When famous sculptor Jacques Lipchitz took ill, his wife went to the Rebbe for a blessing. After his recovery, Lipchitz, still ill, went to visit the Rebbe.
“The Rebbe listened to everything [I said],” Lipchitz recalls. “He did not discuss anything about my work; he did not say a word about it.”
Instead, the Rebbe requested that Lipchitz do more to strengthen his Jewishness. Lipchitz told the Rebbe: “I’m not kosher. I do not pray; I do not go to synagogue . . . ”
After the encounter, the Rebbe sent Lipchitz a pair of tefillin,
and a relationship blossomed.
Recalling the Rebbe’s public gatherings, Lipchitz later wrote: “Anyone witnessing this scene
in the midst of 20th-century New York must be convinced that here beats a
generous heart radiating faith, knowledge and hope to us all.”
The Community Activist

When Geoffrey Davis and his brother, James E. Davis, were children in Crown Heights, they would play catch on their street. The Rebbe would walk past on his way home from synagogue.

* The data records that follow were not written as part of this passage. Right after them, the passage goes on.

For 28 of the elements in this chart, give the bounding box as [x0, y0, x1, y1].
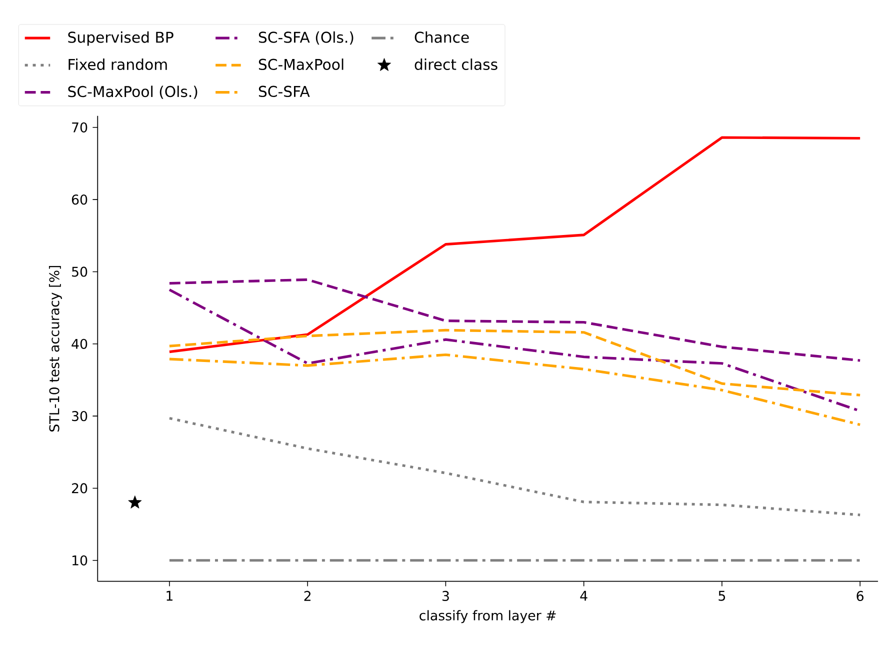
line-series	[168, 136, 862, 354]
legend-label: SC-MaxPool (Ols.)	[68, 86, 198, 100]
y-tick-label: 40	[72, 339, 88, 350]
line-series	[168, 278, 862, 362]
y-tick-label: 70	[72, 122, 88, 133]
line-series	[168, 417, 862, 516]
x-tick-label: 5	[718, 591, 726, 602]
legend-label: Fixed random	[68, 58, 167, 70]
x-axis-title: classify from layer #	[420, 610, 556, 624]
legend-label: SC-MaxPool	[258, 58, 344, 70]
x-tick-label: 2	[304, 591, 310, 602]
y-tick-label: 10	[72, 555, 88, 566]
legend-label: SC-SFA	[258, 86, 310, 98]
x-tick-label: 1	[166, 591, 172, 601]
y-tick-label: 60	[72, 194, 88, 205]
legend-label: Chance	[414, 32, 469, 44]
y-axis-title: STL-10 test accuracy [%]	[48, 266, 62, 432]
legend-label: SC-SFA (Ols.)	[258, 32, 354, 45]
y-tick-label: 30	[72, 411, 88, 422]
y-tick-label: 50	[72, 266, 88, 277]
x-tick-label: 6	[856, 591, 864, 602]
legend-label: direct class	[414, 58, 498, 70]
line-series	[168, 354, 862, 426]
y-tick-label: 20	[72, 483, 88, 494]
line-series	[168, 329, 862, 397]
x-tick-label: 4	[580, 591, 588, 601]
legend-label: Supervised BP	[68, 32, 174, 46]
x-tick-label: 3	[442, 591, 449, 602]
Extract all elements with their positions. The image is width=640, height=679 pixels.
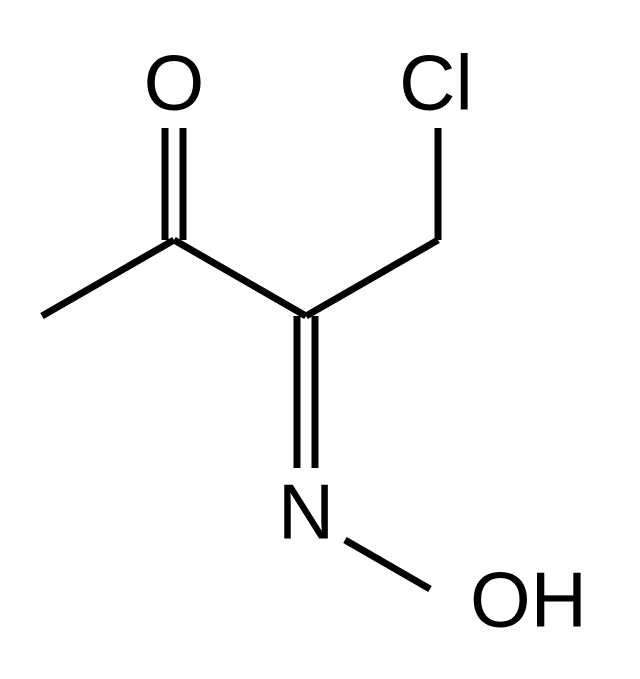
atom-label-N: N bbox=[278, 468, 334, 556]
atom-label-OH: OH bbox=[470, 556, 587, 644]
bonds bbox=[42, 128, 438, 589]
atom-label-Cl: Cl bbox=[399, 39, 473, 127]
molecule-structure: O Cl N OH bbox=[0, 0, 640, 679]
bond bbox=[306, 240, 438, 316]
bond bbox=[174, 240, 306, 316]
bond bbox=[345, 540, 430, 589]
atom-label-O_ketone: O bbox=[144, 39, 205, 127]
bond bbox=[42, 240, 174, 316]
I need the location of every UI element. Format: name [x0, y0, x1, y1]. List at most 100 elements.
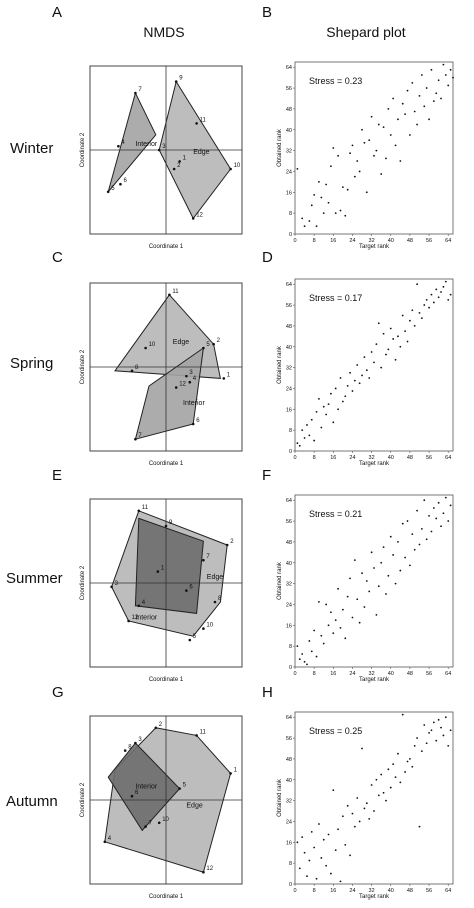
site-label: 7	[206, 554, 210, 560]
shepard-point	[361, 128, 363, 131]
shepard-frame	[294, 494, 454, 668]
shepard-point	[444, 496, 447, 499]
shepard-point	[389, 134, 392, 136]
site-point	[188, 638, 192, 642]
shepard-point	[356, 364, 359, 366]
shepard-point	[296, 645, 299, 648]
x-tick-label: 24	[349, 238, 355, 244]
panel-letter-f: F	[262, 467, 272, 484]
y-tick-label: 56	[286, 736, 292, 742]
nmds-x-axis-label: Coordinate 1	[149, 894, 184, 900]
shepard-point	[327, 833, 330, 836]
shepard-point	[327, 624, 330, 627]
shepard-point	[401, 314, 404, 317]
shepard-point	[370, 551, 373, 554]
shepard-point	[334, 212, 337, 215]
shepard-point	[420, 527, 423, 530]
shepard-point	[428, 306, 430, 309]
shepard-point	[449, 293, 452, 296]
y-tick-label: 40	[286, 561, 292, 567]
shepard-point	[389, 327, 392, 330]
site-point	[130, 369, 134, 373]
site-point	[127, 619, 130, 623]
shepard-point	[404, 330, 407, 333]
site-label: 11	[142, 505, 149, 511]
shepard-point	[399, 345, 402, 348]
shepard-point	[334, 387, 337, 390]
shepard-x-axis-label: Target rank	[359, 894, 390, 900]
y-tick-label: 16	[286, 407, 292, 413]
site-label: 12	[179, 382, 186, 388]
shepard-point	[361, 572, 363, 575]
interior-group-label: Interior	[135, 141, 157, 148]
shepard-point	[375, 343, 378, 346]
panel-letter-a: A	[52, 4, 63, 21]
shepard-point	[437, 296, 440, 299]
shepard-point	[368, 377, 371, 379]
site-label: 1	[161, 566, 165, 572]
shepard-point	[409, 319, 411, 322]
shepard-point	[337, 154, 339, 157]
shepard-point	[363, 807, 366, 810]
site-label: 9	[179, 76, 183, 82]
y-tick-label: 64	[286, 498, 292, 504]
shepard-point	[308, 859, 311, 862]
shepard-point	[394, 776, 397, 779]
shepard-point	[377, 322, 380, 325]
shepard-point	[428, 514, 430, 517]
nmds-x-axis-label: Coordinate 1	[149, 461, 184, 467]
site-label: 5	[183, 783, 187, 789]
shepard-point	[322, 405, 325, 408]
shepard-point	[416, 283, 418, 286]
season-label-autumn: Autumn	[6, 793, 58, 810]
x-tick-label: 56	[426, 888, 432, 894]
shepard-point	[409, 134, 411, 136]
shepard-point	[430, 530, 433, 533]
shepard-point	[444, 716, 447, 719]
shepard-point	[306, 663, 308, 666]
shepard-point	[449, 68, 452, 71]
shepard-point	[349, 152, 351, 155]
site-point	[202, 627, 205, 630]
shepard-point	[315, 225, 318, 228]
shepard-point	[401, 522, 404, 525]
site-label: 6	[123, 178, 127, 184]
shepard-point	[318, 397, 320, 400]
site-label: 5	[111, 186, 115, 192]
shepard-point	[368, 817, 371, 820]
shepard-point	[416, 737, 418, 739]
nmds-plot-winter: 7 4 6 5 9 11 3 12 10 12 Edge Interior Coordinate 1 Co…	[80, 65, 243, 250]
site-point	[168, 293, 171, 297]
nmds-plot-spring: 11 2 1 10 8 12 5 34 6 7 Edge Interior Coordinate 1 Co…	[80, 282, 243, 467]
shepard-point	[401, 102, 404, 105]
site-label: 4	[142, 600, 146, 606]
shepard-point	[330, 165, 332, 168]
site-label: 5	[206, 342, 210, 348]
shepard-point	[392, 763, 395, 766]
site-label: 8	[128, 745, 132, 751]
y-tick-label: 56	[286, 86, 292, 92]
nmds-column-header: NMDS	[143, 24, 185, 40]
shepard-x-axis-label: Target rank	[359, 677, 390, 683]
shepard-point	[349, 854, 351, 857]
site-point	[212, 342, 215, 346]
shepard-point	[339, 209, 342, 212]
shepard-plot-winter: 00 8 8 16 16 24 24 32 32 40 40 48 48 56 56 64 64 Stress =…	[277, 61, 454, 250]
shepard-point	[432, 301, 435, 304]
shepard-point	[428, 118, 430, 121]
shepard-point	[423, 105, 426, 108]
y-tick-label: 48	[286, 107, 292, 113]
shepard-point	[344, 637, 347, 640]
shepard-point	[375, 613, 378, 616]
shepard-point	[387, 108, 390, 110]
shepard-point	[365, 369, 368, 372]
site-label: 3	[189, 370, 193, 376]
shepard-point	[349, 577, 351, 580]
x-tick-label: 64	[445, 455, 451, 461]
nmds-y-axis-label: Coordinate 2	[80, 565, 86, 600]
shepard-point	[298, 867, 301, 870]
shepard-point	[310, 650, 313, 653]
shepard-point	[418, 94, 421, 97]
shepard-point	[423, 499, 426, 502]
site-point	[110, 585, 113, 589]
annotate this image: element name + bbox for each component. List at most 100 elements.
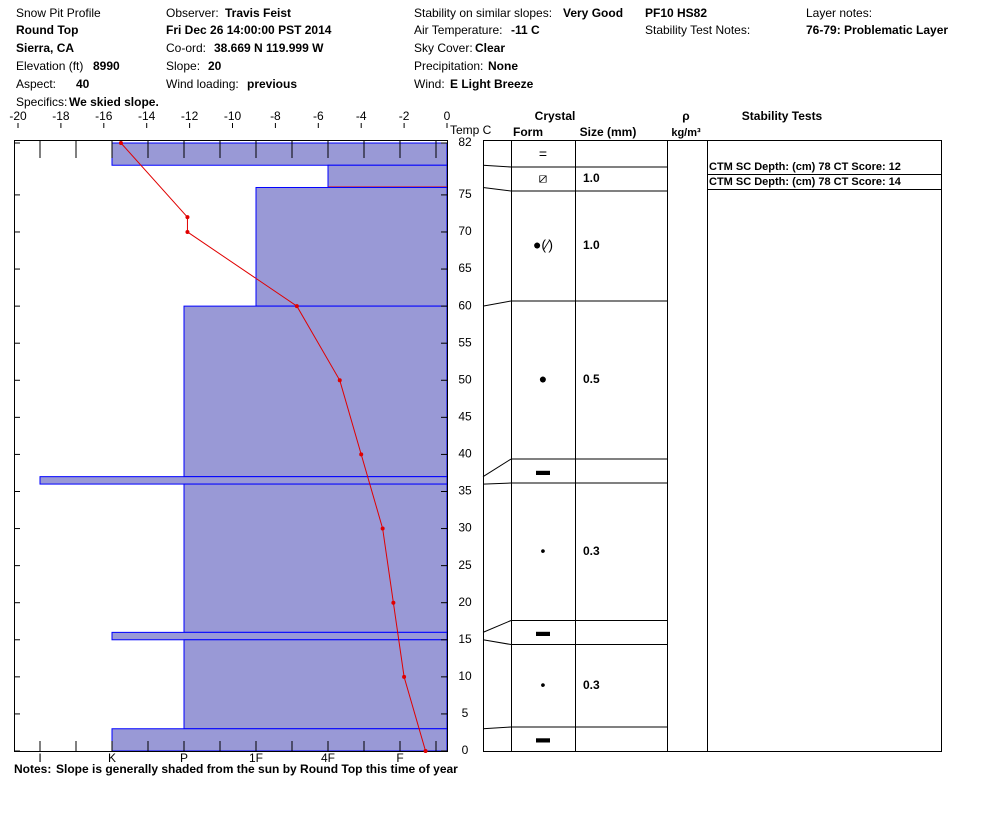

Years later, Davis would relate that the inspiration behind his work—and that of his late brother, who served as a city council member—came from words the Rebbe would share with them when he saw them at play.
“I reflect about someone who was 75, 80 years old at the time,” Davis later said “who used to talk to us. [He] didn’t look like us, but opened the door for us to communicate and to embrace all human beings.”
The Rolling Stones’ Promoter

Elliot Lasky was born in a traditional Jewish home. Yet in the spirit of the 1960s, he left his observance and yeshivah education to tour with the Rolling Stones.
In 1973, Lasky had a spiritual awakening and began to question the trajectory of his life. He approached the Rebbe on the street and asked him Yiddish: “Where is G‑d?”
The answer he received—and the resulting conversation—launched him on a journey of return to Jewish life.